According to a re-analysis of the original data from a 2001 study of paroxetine (Paxil) for teens with major depression, the drug was not effective and led to serious side effects, which is not how the results were presented 14 years ago.
“There have been warnings about Paxil for a long time,” including a 2007 Food and Drug Administration advisory on the risk of increased suicidality when antidepressants like paroxetine or imipramine are used to treat people age 18 to 24, according to Dr. Jon Jureidini of the University of Adelaide in Australia.
The authors of the 2001 study did not report suicide as a side effect, although the evidence was there, said Jureidini, a coauthor of the re-analysis.
“A broad community of people around the world have raised concerns,” he told Reuters Health by phone.
The original trial, known as ‘Study 329,’ ran from 1994 to 1998 and included 275 teens with major depression. For eight weeks, about a third of them received 20 to 40 milligrams (mg) of paroxetine, another third received up to 300 mg of imipramine (Tofranil), and a third received placebo pills.
The researchers, supported by paroxetine’s maker GlaxoSmithKline, measured the participants’ total Hamilton Depression Scale score before and after treatment, as well as several other mental health assessment scales.
The original published results described paroxetine as effective and safe.
In the new analysis, Jureidini and colleagues found that neither paroxetine nor imipramine were better than placebo for any measure of depression. Furthermore, the drugs did notably increase harms, like suicidal thoughts and behavioral problems in the paroxetine group and heart problems in the imipramine group.

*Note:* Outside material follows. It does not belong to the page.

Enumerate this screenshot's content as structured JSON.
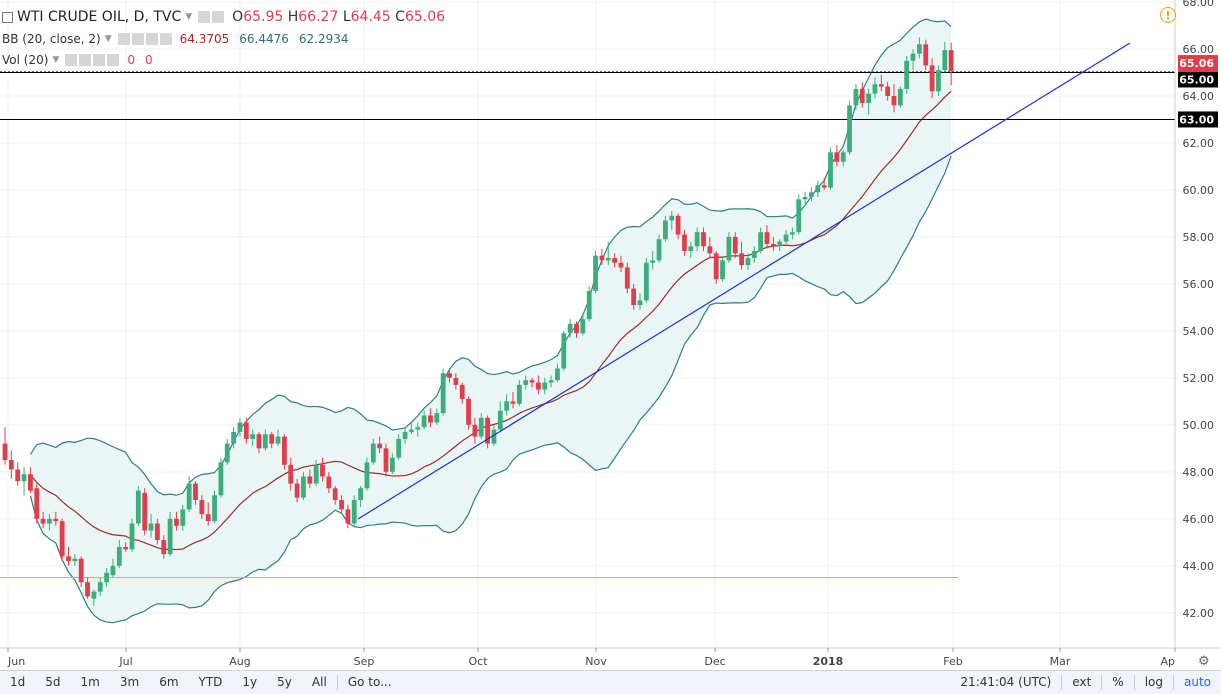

Many times, we have heard time and time again that we are an over-medicated society, and the goal of drug companies and a compliant and harried medical establishment is ultimately to have some drug coursing through every individuals’ bloodstream. It’s a lot easier to quickly pop a pill or prescribe than it is to explore the reasons for a person’s distress.
Always remember the scenario in 1960’s science fiction movies of a dystopic future or Soviet-style world with drugs used to control minds.
Well, that future is here and the social control and culling we have dreaded or dismissed as conspiracy theory is now accepted in the form of a pill.